Not surprisingly, Alex was having issues at school and that’s why Barnardos works with teachers to promote understanding of how early attachment issues affect children, not just in primary school but are likely to resurface in teenage years. They may feel under pressure to move away from their parents, as their peers do naturally at that stage, yet these children’s emotional age continues to be out of step with their chronological age.

The work Barnardos did with Alex’s parents included showing them out to play early childhood games such as “peek a boo” and “hide and seek” that he had missed out on.

“You can’t skip these key emotional stages – they must be made up,” says Hennessey. Another issue was that both Alex’s parents were working full-time but emotional availability is key in raising children with early trauma.

“If it is possible for one of the parents to be present for most of the time, the child will make progress much faster – or failing that, a single minder rather than a creche or group situation,” she explains. The child may appear to take to group care, as that is what they are used to, but they won’t make any progress.

Alex’s parents were also advised to reduce the stimulation in his life and not have too many outings to places such as busy playgrounds.

“He found them very stimulating and his behaviour afterwards would escalate.” Instead, routines needed to be increased so he knew what to expect.

Alex’s mother had recalled how she moved the furniture around one day while he was at school and when he returned he had a meltdown. “He needed sameness and predictability.”

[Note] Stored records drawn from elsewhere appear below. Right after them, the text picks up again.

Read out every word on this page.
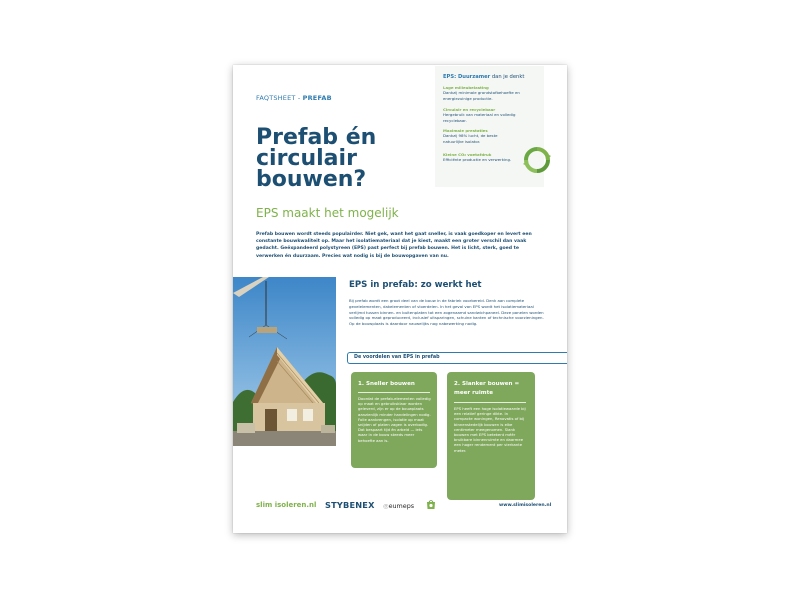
FAQTSHEET - PREFAB
Prefab én
circulair
bouwen?
EPS maakt het mogelijk
Prefab bouwen wordt steeds populairder. Niet gek, want het gaat sneller, is vaak goedkoper en levert een constante bouwkwaliteit op. Maar het isolatiemateriaal dat je kiest, maakt een groter verschil dan vaak gedacht. Geëxpandeerd polystyreen (EPS) past perfect bij prefab bouwen. Het is licht, sterk, goed te verwerken én duurzaam. Precies wat nodig is bij de bouwopgaven van nu.
EPS: Duurzamer dan je denkt
Lage milieubelasting
Dankzij minimale grondstofbehoefte en energiezuinige productie.
Circulair en recyclebaar
Hergebruik van materiaal en volledig recyclebaar.
Maximale prestaties
Dankzij 98% lucht, de beste natuurlijke isolator.
Kleine CO₂ voetafdruk
Efficiënte productie en verwerking.
EPS in prefab: zo werkt het
Bij prefab wordt een groot deel van de bouw in de fabriek voorbereid. Denk aan complete gevelelementen, dakelementen of vloerdelen. In het geval van EPS wordt het isolatiemateriaal verlijmd tussen binnen- en buitenplaten tot een zogenaamd sandwichpaneel. Deze panelen worden volledig op maat geproduceerd, inclusief uitsparingen, schuine kanten of technische voorzieningen. Op de bouwplaats is daardoor nauwelijks nog nabewerking nodig.
De voordelen van EPS in prefab
1. Sneller bouwen
Doordat de prefab-elementen volledig op maat en gebruiksklaar worden geleverd, zijn er op de bouwplaats aanzienlijk minder handelingen nodig. Folie aanbrengen, isolatie op maat snijden of platen zagen is overbodig. Dat bespaart tijd én arbeid — iets waar in de bouw steeds meer behoefte aan is.
2. Slanker bouwen = meer ruimte
EPS heeft een hoge isolatiewaarde bij een relatief geringe dikte. In compacte woningen, Renovatis of bij binnenstedelijk bouwen is elke centimeter meegenomen. Slank bouwen met EPS betekent méér bruikbare binnenruimte en daarmee een hoger rendement per vierkante meter.
slim isoleren.nl STYBENEX ◎eumeps	www.slimisoleren.nl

While therapeutic parenting helps, it is still very difficult to shift emotional immaturity and there’s “no quick fix”, warns Hennessey. Delaying access to internet-enabled phones as long as possible is advised because they are very vulnerable to bullying, and it’s also recommended that parents are careful to limit screen time.

“Children like Alex get pulled into the fantasy world and they find it very difficult to tell the difference between fantasy and reality.”

They may also dislike team sports – where they could be picked or left out of a team. “For a child who is very vulnerable to rejection, that is quite a challenge, in addition to the high stimulus of the environment.

Swimming or yoga with parents is recommended, while an activity such as adult-led Scouts can be fantastic “It is the ‘just go and play in the playground’ thing that these children really struggle with.”

Interaction with animals is also excellent, such as horse-riding, and ownership of a pet, adds Hennessey.

“It’s like there is something in their hands that is more vulnerable than them and it really helps them understand what love and attachment means and it encourages them to talk about feelings.”